I have limited users using single queue to 350/350kbps. Setting up queue tree like above my users drop speed.

What am I doing wrong ?

I have few old 2.8.26 MT, is there a way to do good QoS on them ?

Please note that all my clients come in on PPPOE on previous MT's limited at 128k and their connection limits is aready being set at 100!

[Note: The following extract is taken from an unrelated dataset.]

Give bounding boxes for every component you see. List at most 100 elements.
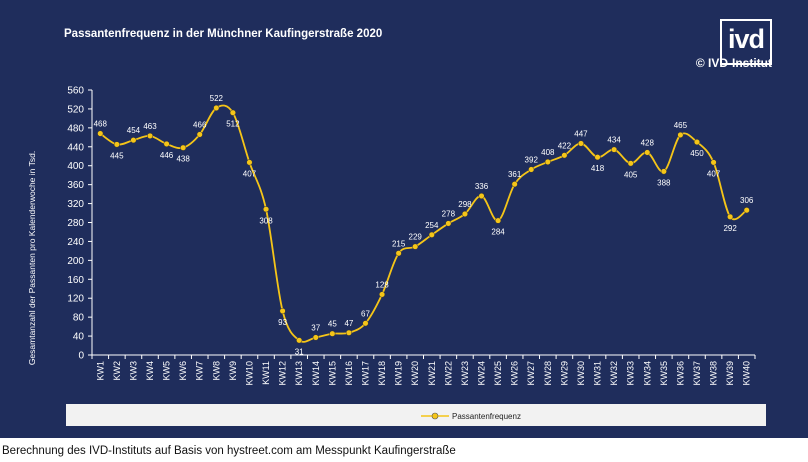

Main MT configuration is as follow!

Here it is!

First Mangle

16 ;;; mark all new connections
chain=prerouting protocol=tcp action=mark-connection new-connection-mark=new_conn passthrough=yes

17 ;;; mark packets
chain=prerouting protocol=tcp connection-mark=new_conn connection-bytes=0-1000000 action=mark-packet
new-packet-mark=new_packet passthrough=no

18 ;;; marking old packets
chain=prerouting protocol=tcp connection-mark=new_conn action=mark-packet new-packet-mark=old_packets
passthrough=no


Then Queue Tree


0 name="Main_Upload" parent=global-out packet-mark="" limit-at=0 queue=default priority=8 max-limit=384000
burst-limit=0 burst-threshold=0 burst-time=0s

1 name="Up First 192kbit" parent=Main_Upload packet-mark=new_packet limit-at=192000 queue=PCQ_Upload priority=1
max-limit=384000 burst-limit=0 burst-threshold=0 burst-time=0s

2 name="Up Rest kbits" parent=Main_Upload packet-mark=old_packets limit-at=64000 queue=PCQ_Upload priority=8
max-limit=384000 burst-limit=0 burst-threshold=0 burst-time=0s

3 name="Main_Download" parent=global-in packet-mark="" limit-at=0 queue=default priority=8 max-limit=1000000
burst-limit=0 burst-threshold=0 burst-time=0s

4 name="Down First 1Mbit of data" parent=Main_Download packet-mark=new_packet limit-at=800000 queue=PCQ_Download
priority=1 max-limit=1000000 burst-limit=0 burst-threshold=0 burst-time=0s

5 name="Down Rest kbits" parent=Main_Download packet-mark=old_packets limit-at=200000 queue=PCQ_Download priority=8
max-limit=1000000 burst-limit=0 burst-threshold=0 burst-time=0s

My Up load is 384kbps and Download is 1MB

Theory:

New p2p(or any other connection) connection will come in and will download at priority 1, the moment it reach 1 M bytes of data it will move down to priority 8. Same with upload!

Advantages: All p2p is always larger than 1MB, so always it will move down to priority 8

Disadvantage: You can never reach speeds faster than Global in and out for example a mail server that is connected just after MT!

Hope this helps!

Mr G

P.S. I hope other more advance users will also share their Mangle and Queue tree secrets!!

When I try to add this via Winbox it won't let me set the "limit at" higher than the "max limit".
Is this in the Wiki? I haven't been able to find it.